In the case studies KDE and NDE do not differ very much, although NDE is more promising than KDE where a network structure is led by some major roads that guide the development of activities (i.e. shops in high-streets, out-of-town retail activities) and point events tend to be distributed along them. In such cases KDE would create elongated clusters only when events are very close to each other, with sparser events, even along the road, to form circular clusters. NDE can also handle events distributed in a compact network environment and is better suited in highlighting linear clusters, as it draws a clustering pattern more consistent with a network orientation. In particular, NDE and KDE provide similar results when a network structure is quite compact and regular, what happens generally in the central parts of grid-based cities, and point events are quite evenly distributed in the area. Higher differences are visible when a marked influence of a single road or a set of major roads are present and a number of events is distributed along them. The procedure needs to be tested on different datasets of point events that take place on networks, and comparisons made of different urban areas and different parts of the same urban areas to analyse the effects of the different network structures on the estimator.
In this article the method implemented recalled the more general naive estimator, and therefore did not consider a 'distance decay' effect for events farther from the estimation points.
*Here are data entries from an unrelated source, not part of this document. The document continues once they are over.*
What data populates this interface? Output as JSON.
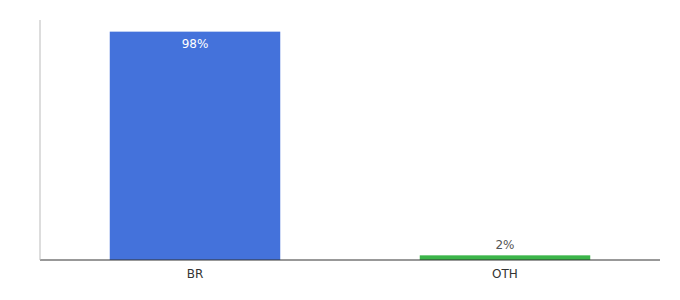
{
  "chart_data": {
    "type": "bar",
    "categories": [
      "BR",
      "OTH"
    ],
    "values": [
      98,
      2
    ],
    "colors": [
      "#4472db",
      "#3cb54a"
    ],
    "value_labels": [
      "98%",
      "2%"
    ],
    "data_labels": true,
    "ylim": [
      0,
      103
    ],
    "tick_labels": "x",
    "grid": false
  }
}
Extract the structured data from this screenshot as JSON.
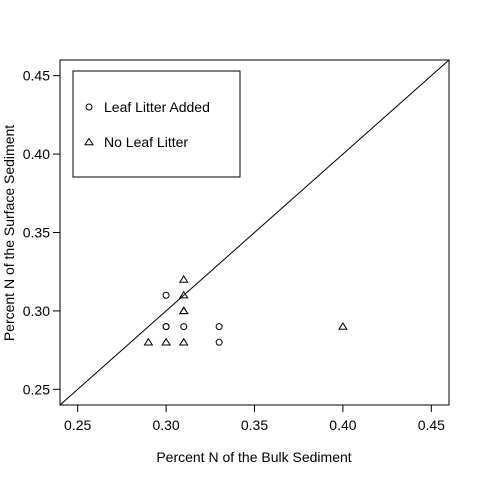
{
  "chart_data": {
    "type": "scatter",
    "title": "",
    "xlabel": "Percent N of the Bulk Sediment",
    "ylabel": "Percent N of the Surface Sediment",
    "xlim": [
      0.24,
      0.46
    ],
    "ylim": [
      0.24,
      0.46
    ],
    "x_ticks": [
      "0.25",
      "0.30",
      "0.35",
      "0.40",
      "0.45"
    ],
    "y_ticks": [
      "0.25",
      "0.30",
      "0.35",
      "0.40",
      "0.45"
    ],
    "grid": false,
    "legend_position": "top-left",
    "reference_line": "y = x",
    "series": [
      {
        "name": "Leaf Litter Added",
        "marker": "circle",
        "points": [
          {
            "x": 0.3,
            "y": 0.31
          },
          {
            "x": 0.3,
            "y": 0.29
          },
          {
            "x": 0.3,
            "y": 0.29
          },
          {
            "x": 0.31,
            "y": 0.29
          },
          {
            "x": 0.33,
            "y": 0.29
          },
          {
            "x": 0.33,
            "y": 0.28
          }
        ]
      },
      {
        "name": "No Leaf Litter",
        "marker": "triangle",
        "points": [
          {
            "x": 0.31,
            "y": 0.32
          },
          {
            "x": 0.31,
            "y": 0.31
          },
          {
            "x": 0.31,
            "y": 0.3
          },
          {
            "x": 0.31,
            "y": 0.3
          },
          {
            "x": 0.29,
            "y": 0.28
          },
          {
            "x": 0.3,
            "y": 0.28
          },
          {
            "x": 0.31,
            "y": 0.28
          },
          {
            "x": 0.4,
            "y": 0.29
          }
        ]
      }
    ]
  },
  "colors": {
    "axis": "#000000",
    "background": "#ffffff"
  }
}
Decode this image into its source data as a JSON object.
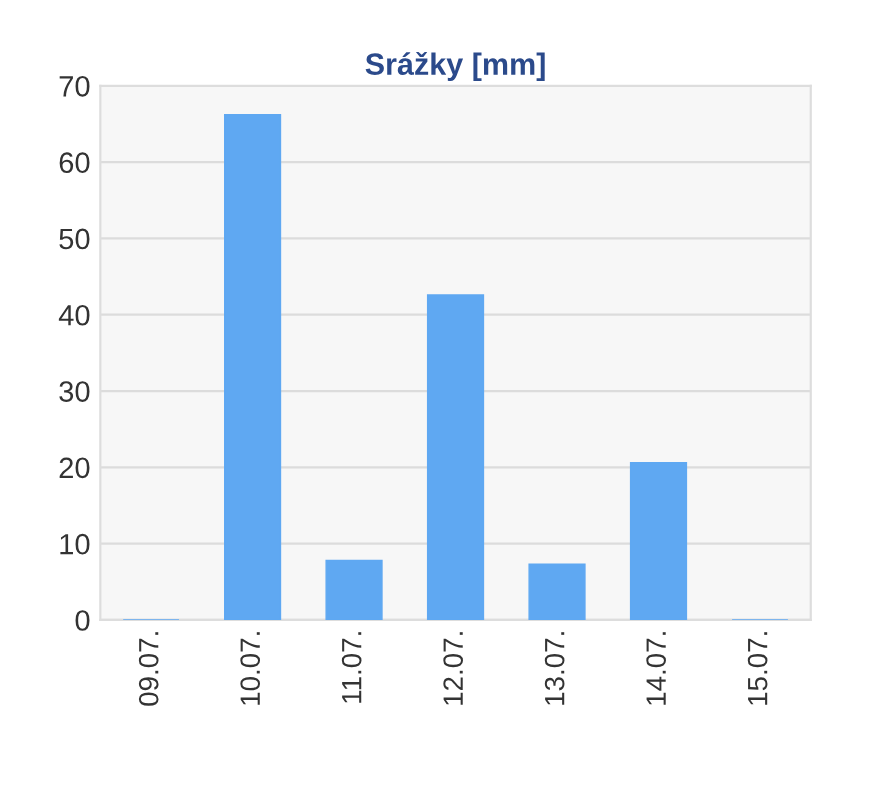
{
  "chart_data": {
    "type": "bar",
    "title": "Srážky [mm]",
    "categories": [
      "09.07.",
      "10.07.",
      "11.07.",
      "12.07.",
      "13.07.",
      "14.07.",
      "15.07."
    ],
    "values": [
      0,
      66.2,
      7.8,
      42.6,
      7.3,
      20.6,
      0
    ],
    "color": "#5fa8f2",
    "ylim": [
      0,
      70
    ],
    "yticks": [
      0,
      10,
      20,
      30,
      40,
      50,
      60,
      70
    ],
    "grid": "y",
    "legend": false
  }
}
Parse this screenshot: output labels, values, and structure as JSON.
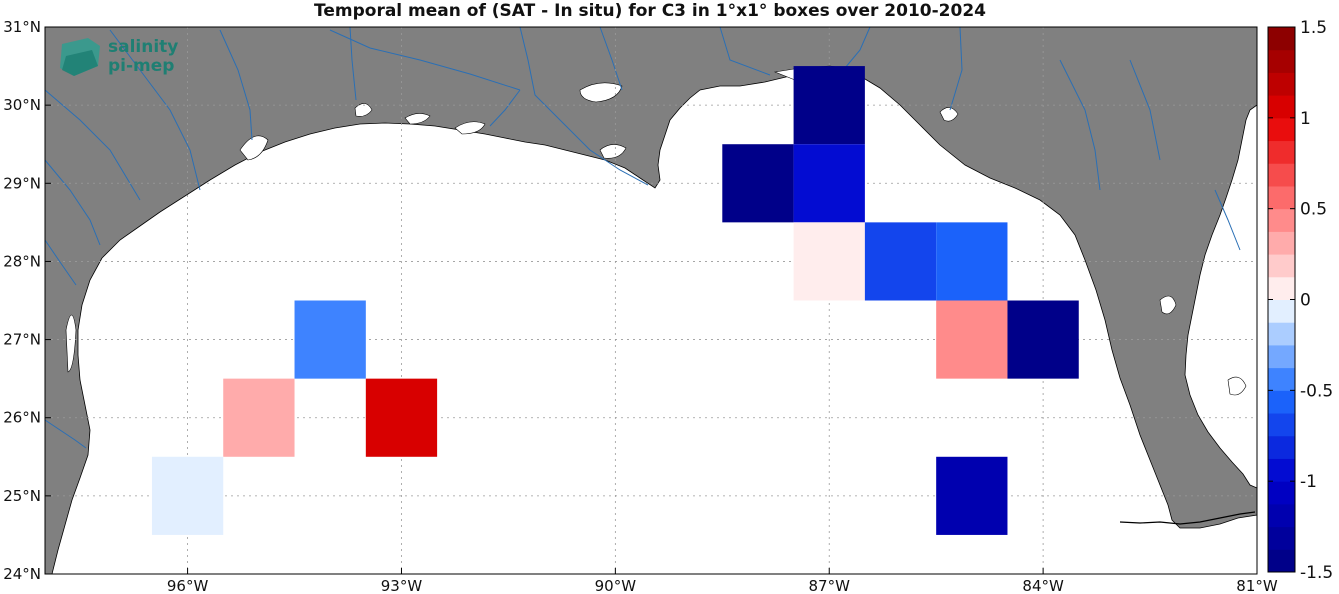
{
  "title": "Temporal mean of (SAT - In situ) for C3 in 1°x1° boxes over 2010-2024",
  "logo": {
    "line1": "salinity",
    "line2": "pi-mep"
  },
  "colors": {
    "land": "#808080",
    "ocean": "#ffffff",
    "rivers": "#2a6fb5",
    "grid": "#9a9a9a"
  },
  "chart_data": {
    "type": "heatmap",
    "xlim": [
      -98,
      -81
    ],
    "ylim": [
      24,
      31
    ],
    "x_ticks": [
      {
        "value": -96,
        "label": "96°W"
      },
      {
        "value": -93,
        "label": "93°W"
      },
      {
        "value": -90,
        "label": "90°W"
      },
      {
        "value": -87,
        "label": "87°W"
      },
      {
        "value": -84,
        "label": "84°W"
      },
      {
        "value": -81,
        "label": "81°W"
      }
    ],
    "y_ticks": [
      {
        "value": 24,
        "label": "24°N"
      },
      {
        "value": 25,
        "label": "25°N"
      },
      {
        "value": 26,
        "label": "26°N"
      },
      {
        "value": 27,
        "label": "27°N"
      },
      {
        "value": 28,
        "label": "28°N"
      },
      {
        "value": 29,
        "label": "29°N"
      },
      {
        "value": 30,
        "label": "30°N"
      },
      {
        "value": 31,
        "label": "31°N"
      }
    ],
    "colorbar": {
      "range": [
        -1.5,
        1.5
      ],
      "levels": 24,
      "ticks": [
        {
          "value": 1.5,
          "label": "1.5"
        },
        {
          "value": 1,
          "label": "1"
        },
        {
          "value": 0.5,
          "label": "0.5"
        },
        {
          "value": 0,
          "label": "0"
        },
        {
          "value": -0.5,
          "label": "-0.5"
        },
        {
          "value": -1,
          "label": "-1"
        },
        {
          "value": -1.5,
          "label": "-1.5"
        }
      ]
    },
    "cells": [
      {
        "lon": -87,
        "lat": 30,
        "value": -1.4
      },
      {
        "lon": -88,
        "lat": 29,
        "value": -1.5
      },
      {
        "lon": -87,
        "lat": 29,
        "value": -1.0
      },
      {
        "lon": -87,
        "lat": 28,
        "value": 0.1
      },
      {
        "lon": -86,
        "lat": 28,
        "value": -0.7
      },
      {
        "lon": -85,
        "lat": 28,
        "value": -0.55
      },
      {
        "lon": -85,
        "lat": 27,
        "value": 0.45
      },
      {
        "lon": -84,
        "lat": 27,
        "value": -1.5
      },
      {
        "lon": -94,
        "lat": 27,
        "value": -0.4
      },
      {
        "lon": -95,
        "lat": 26,
        "value": 0.25
      },
      {
        "lon": -93,
        "lat": 26,
        "value": 1.05
      },
      {
        "lon": -96,
        "lat": 25,
        "value": -0.1
      },
      {
        "lon": -85,
        "lat": 25,
        "value": -1.2
      }
    ]
  }
}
Although such a naive-like Network Density Estimator tends to provide less smoothed surfaces and not consider the effect of distance on the density estimate, it provides first elements for comparison with more traditional Euclidean density estimators.
Further developments of the estimator should therefore consider the application of different functions on the network-constrained environment (i.e. quartic or normal kernels) in order to enhance the performance of the estimator in identifying clusters along networks and to weight close and distant events in different ways. That would allow a better visualization of the differences of clustering in the Euclidean and network environments.